Principles of Follow-up Research in Business Education
Author : Robert Arnold Lowry
Publisher :
Page : 638 pages
File Size : 21,4 MB
Release : 1958
Category : Business education
ISBN :
Author : Robert Arnold Lowry
Publisher :
Page : 638 pages
File Size : 21,4 MB
Release : 1958
Category : Business education
ISBN :
Author : National Association of Business Teacher-Training Institutions
Publisher :
Page : 480 pages
File Size : 49,97 MB
Release : 1949
Category : Business education
ISBN :
Author : National Association for Business Teacher Education
Publisher :
Page : 104 pages
File Size : 16,10 MB
Release : 1950
Category : Business education
ISBN :
Author :
Publisher :
Page : 148 pages
File Size : 47,51 MB
Release : 1969
Category : Education
ISBN :
Contains information on a variety of subjects within the field of education statistics, including the number of schools and colleges, enrollments, teachers, graduates, educational attainment, finances, Federal funds for education, libraries, international education, and research and development.
Author : Thomas D. Snyder
Publisher : National Center for Education Statistics
Page : 758 pages
File Size : 11,16 MB
Release : 2012-11-05
Category : Education
ISBN : 9780160913921
Author : Foght
Publisher :
Page : 428 pages
File Size : 43,53 MB
Release : 1912
Category : Rural schools
ISBN :
Author : Charles U. Smith
Publisher :
Page : 344 pages
File Size : 29,99 MB
Release : 1989
Category : History
ISBN :
Author :
Publisher :
Page : 0 pages
File Size : 26,7 MB
Release : 2010
Category : Education
ISBN : 9781601758231
Contains information on a variety of subjects within the field of education statistics, including the number of schools and colleges, enrollments, teachers, graduates, educational attainment, finances, Federal funds for education, libraries, international education, and research and development.
Author : Thomas G. Dyer
Publisher : University of Georgia Press
Page : 461 pages
File Size : 45,71 MB
Release : 1985-12-01
Category : Education
ISBN : 0820323985
Thomas G. Dyer’s definitive history of the University of Georgia celebrates the bicentennial of the school’s founding with a richly varied account of people and events. More than an institutional history, The University of Georgia is a contribution to the understanding of the course and development of higher education in the South. The Georgia legislature in January 1785 approved a charter establishing “a public seat of learning in this state.” For the next sixteen years the university’s trustees struggled to convert its endowment--forty thousand acres of land in the backwoods--into enough money to support a school. By 1801 the university had a president, a campus on the edge of Indian country, and a few students. Over the next two centuries the small liberal arts college that educated the sons of lawyers and planters grew into a major research university whose influence extends far beyond the boundaries of the state. The course of that growth has not always been smooth. This volume includes careful analyses of turning points in the university’s history: the Civil War and Reconstruction, the rise of land-grant colleges, the coming of intercollegiate athletics, the admission of women to undergraduate programs, the enrollment of thousands of World War II veterans, and desegregation. All are considered in the context of what was occurring elsewhere in the South and in the nation.

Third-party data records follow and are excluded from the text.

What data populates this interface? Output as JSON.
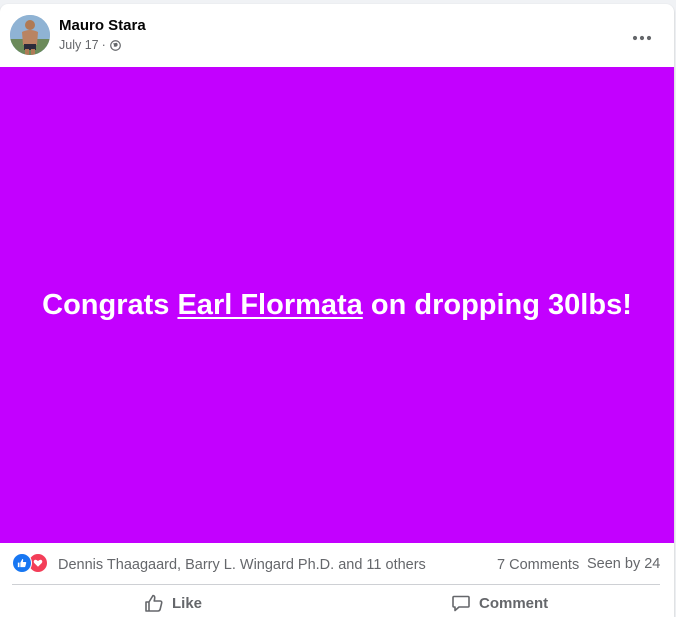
{
  "post": {
    "author": "Mauro Stara",
    "date": "July 17",
    "separator": "·",
    "audience_icon": "globe-icon",
    "more_icon": "more-options-icon",
    "banner": {
      "background": "#c300ff",
      "text_before": "Congrats ",
      "mention": "Earl Flormata",
      "text_after": " on dropping 30lbs!"
    }
  },
  "reactions": {
    "icons": [
      "like-reaction-icon",
      "love-reaction-icon"
    ],
    "names": "Dennis Thaagaard, Barry L. Wingard Ph.D. and 11 others",
    "comments": "7 Comments",
    "seen_by": "Seen by 24"
  },
  "actions": {
    "like_label": "Like",
    "comment_label": "Comment"
  },
  "colors": {
    "accent_blue": "#1877f2",
    "love_red": "#f33e58",
    "secondary_text": "#65676b"
  }
}
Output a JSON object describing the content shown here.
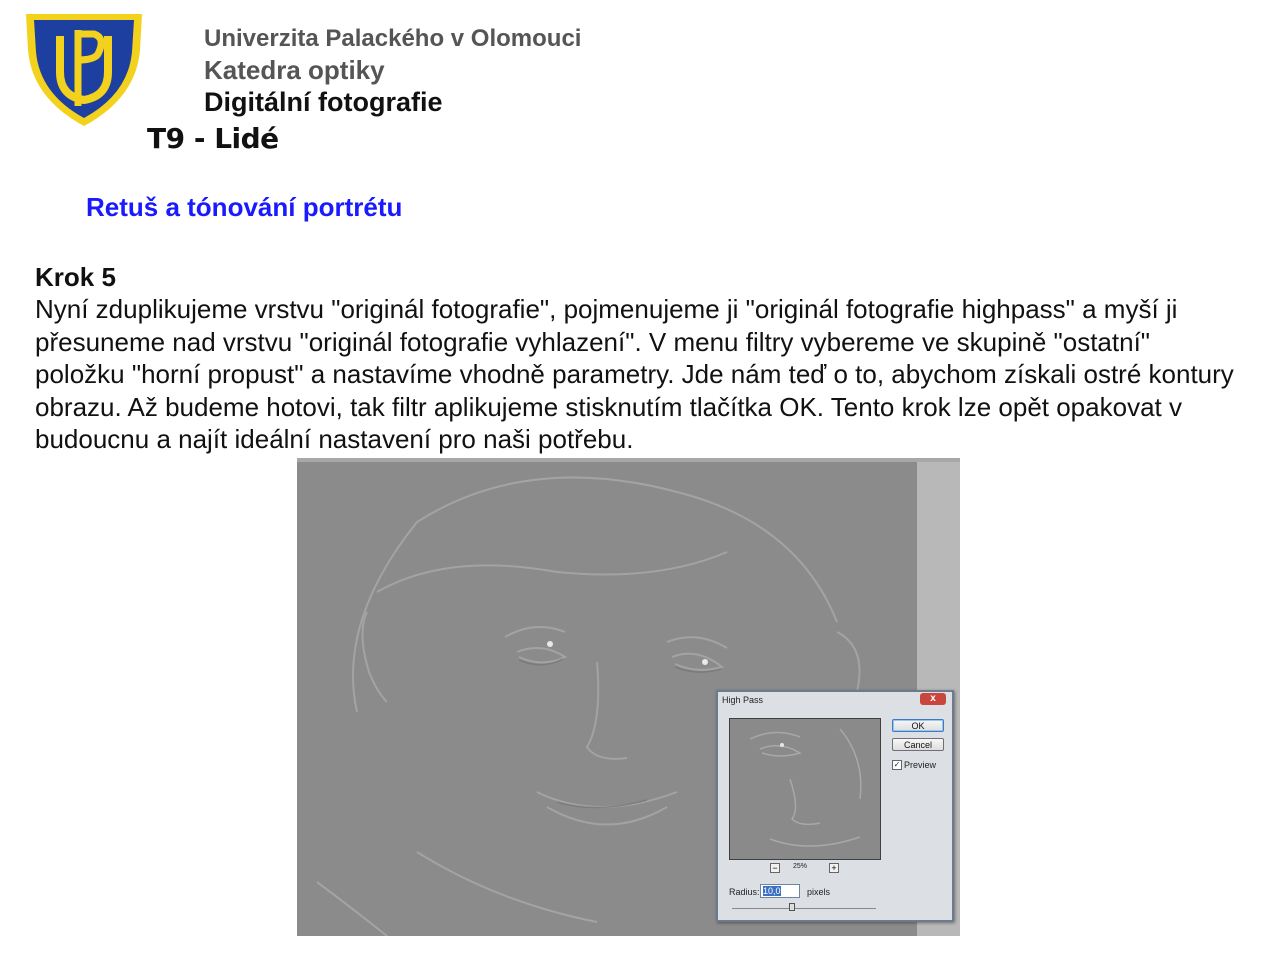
{
  "header": {
    "university": "Univerzita Palackého v Olomouci",
    "department": "Katedra optiky",
    "course": "Digitální fotografie",
    "topic": "T9 - Lidé"
  },
  "section_title": "Retuš a tónování portrétu",
  "step_label": "Krok 5",
  "paragraph": "Nyní zduplikujeme vrstvu \"originál fotografie\", pojmenujeme ji \"originál fotografie highpass\" a myší ji přesuneme nad vrstvu \"originál fotografie vyhlazení\". V menu filtry vybereme ve skupině \"ostatní\" položku \"horní propust\" a nastavíme vhodně parametry. Jde nám teď o to, abychom získali ostré kontury obrazu. Až budeme hotovi, tak filtr aplikujeme stisknutím tlačítka OK. Tento krok lze opět opakovat v budoucnu a najít ideální nastavení pro naši potřebu.",
  "logo": {
    "shield_color": "#1d3fa0",
    "gold_color": "#f2d21c"
  },
  "dialog": {
    "title": "High Pass",
    "close_glyph": "x",
    "ok_label": "OK",
    "cancel_label": "Cancel",
    "preview_checked": true,
    "preview_label": "Preview",
    "zoom_minus": "−",
    "zoom_plus": "+",
    "zoom_value": "25%",
    "radius_label": "Radius:",
    "radius_value": "10,0",
    "radius_unit": "pixels"
  }
}
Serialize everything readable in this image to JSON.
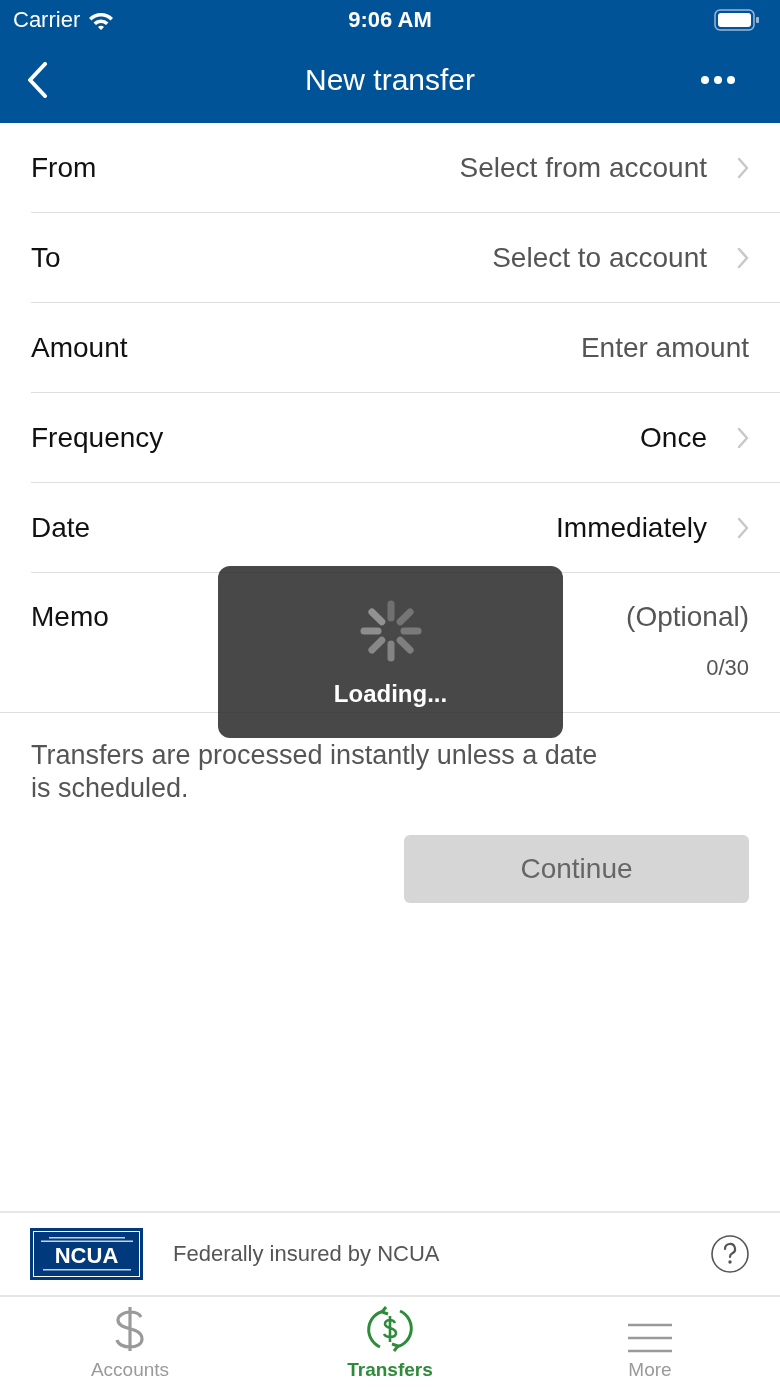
{
  "status_bar": {
    "carrier": "Carrier",
    "time": "9:06 AM"
  },
  "nav_bar": {
    "title": "New transfer"
  },
  "form_rows": [
    {
      "kind": "select",
      "label": "From",
      "value": "Select from account",
      "placeholder": true
    },
    {
      "kind": "select",
      "label": "To",
      "value": "Select to account",
      "placeholder": true
    },
    {
      "kind": "input",
      "label": "Amount",
      "placeholder": "Enter amount"
    },
    {
      "kind": "select",
      "label": "Frequency",
      "value": "Once",
      "placeholder": false
    },
    {
      "kind": "select",
      "label": "Date",
      "value": "Immediately",
      "placeholder": false
    },
    {
      "kind": "memo",
      "label": "Memo",
      "placeholder": "(Optional)",
      "counter": "0/30"
    }
  ],
  "note": "Transfers are processed instantly unless a date is scheduled.",
  "continue_button": {
    "label": "Continue",
    "disabled": true
  },
  "loading": {
    "label": "Loading..."
  },
  "insurance": {
    "logo_text": "NCUA",
    "text": "Federally insured by NCUA"
  },
  "tab_bar": [
    {
      "kind": "dollar",
      "label": "Accounts",
      "selected": false
    },
    {
      "kind": "transfer",
      "label": "Transfers",
      "selected": true
    },
    {
      "kind": "menu",
      "label": "More",
      "selected": false
    }
  ]
}
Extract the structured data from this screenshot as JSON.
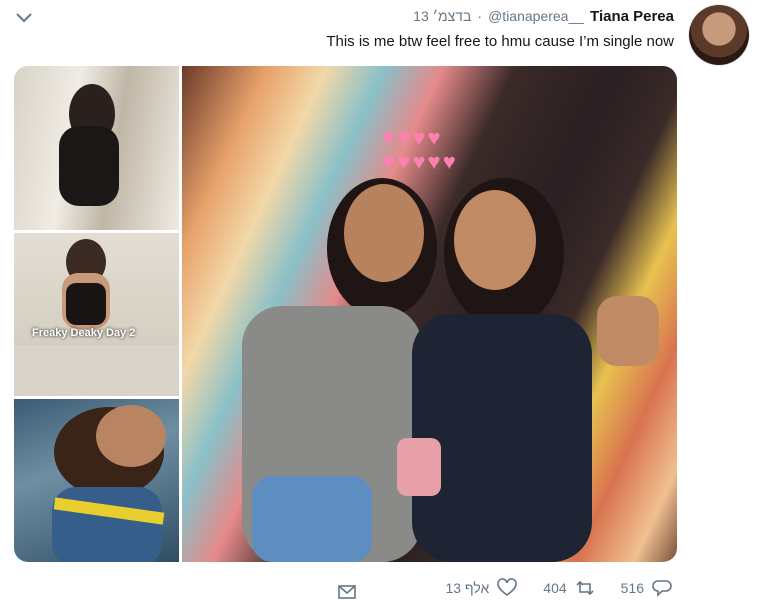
{
  "tweet": {
    "author_name": "Tiana Perea",
    "handle": "@tianaperea__",
    "separator": "·",
    "date": "13 בדצמ׳",
    "text": "This is me btw feel free to hmu cause I’m single now"
  },
  "media": {
    "overlay_text": "Freaky Deaky Day 2"
  },
  "actions": {
    "replies": "516",
    "retweets": "404",
    "likes": "13 אלף"
  },
  "icons": [
    "chevron-down-icon",
    "reply-icon",
    "retweet-icon",
    "heart-icon",
    "mail-icon"
  ],
  "colors": {
    "text": "#14171a",
    "secondary": "#657786"
  }
}
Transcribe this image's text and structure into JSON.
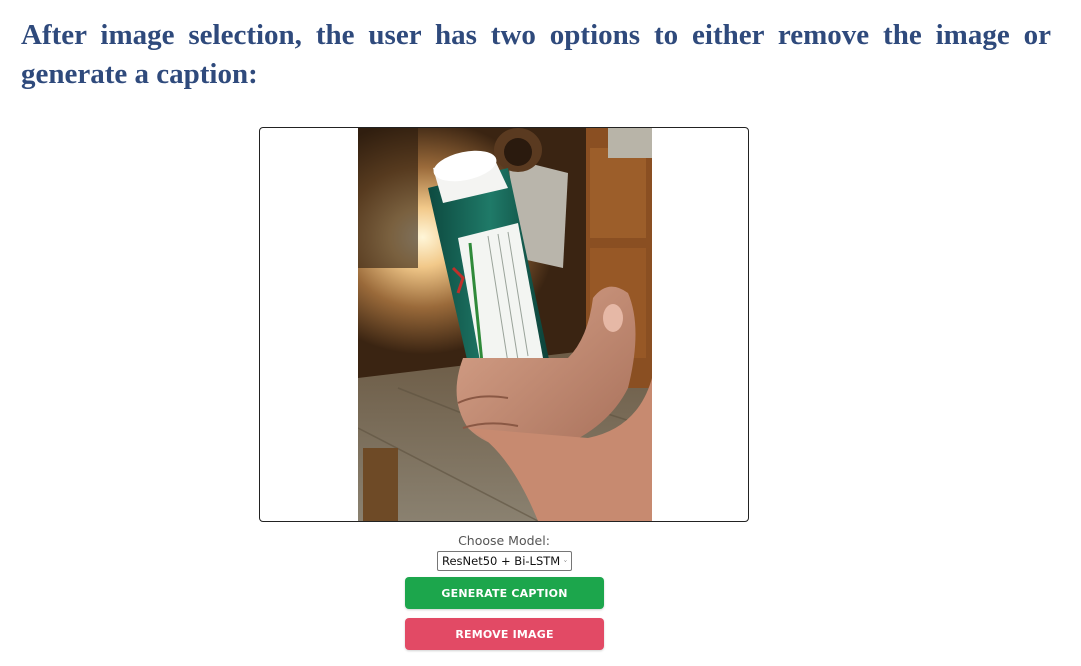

Author : E. Merton Coulter
Publisher : University of Georgia Press
Page : 342 pages
File Size : 44,2 MB
Release : 2009-01-01
Category : Education
ISBN : 0820331996
Relates the early history of the University of Georgia from its founding in 1785 through the Reconstruction era. In this history of America's first chartered state university, the author recounts, among other things, how Athens was chosen as the university's location; how the state tried to close the university and refused to give it a fixed allowance until long after the Civil War; the early rules and how students invariably broke them; the days when the Phi Kappa and Demosthenian literary societies ruled the campus; and the vast commencement crowds that overwhelmed Athens to feast on oratory and watermelons.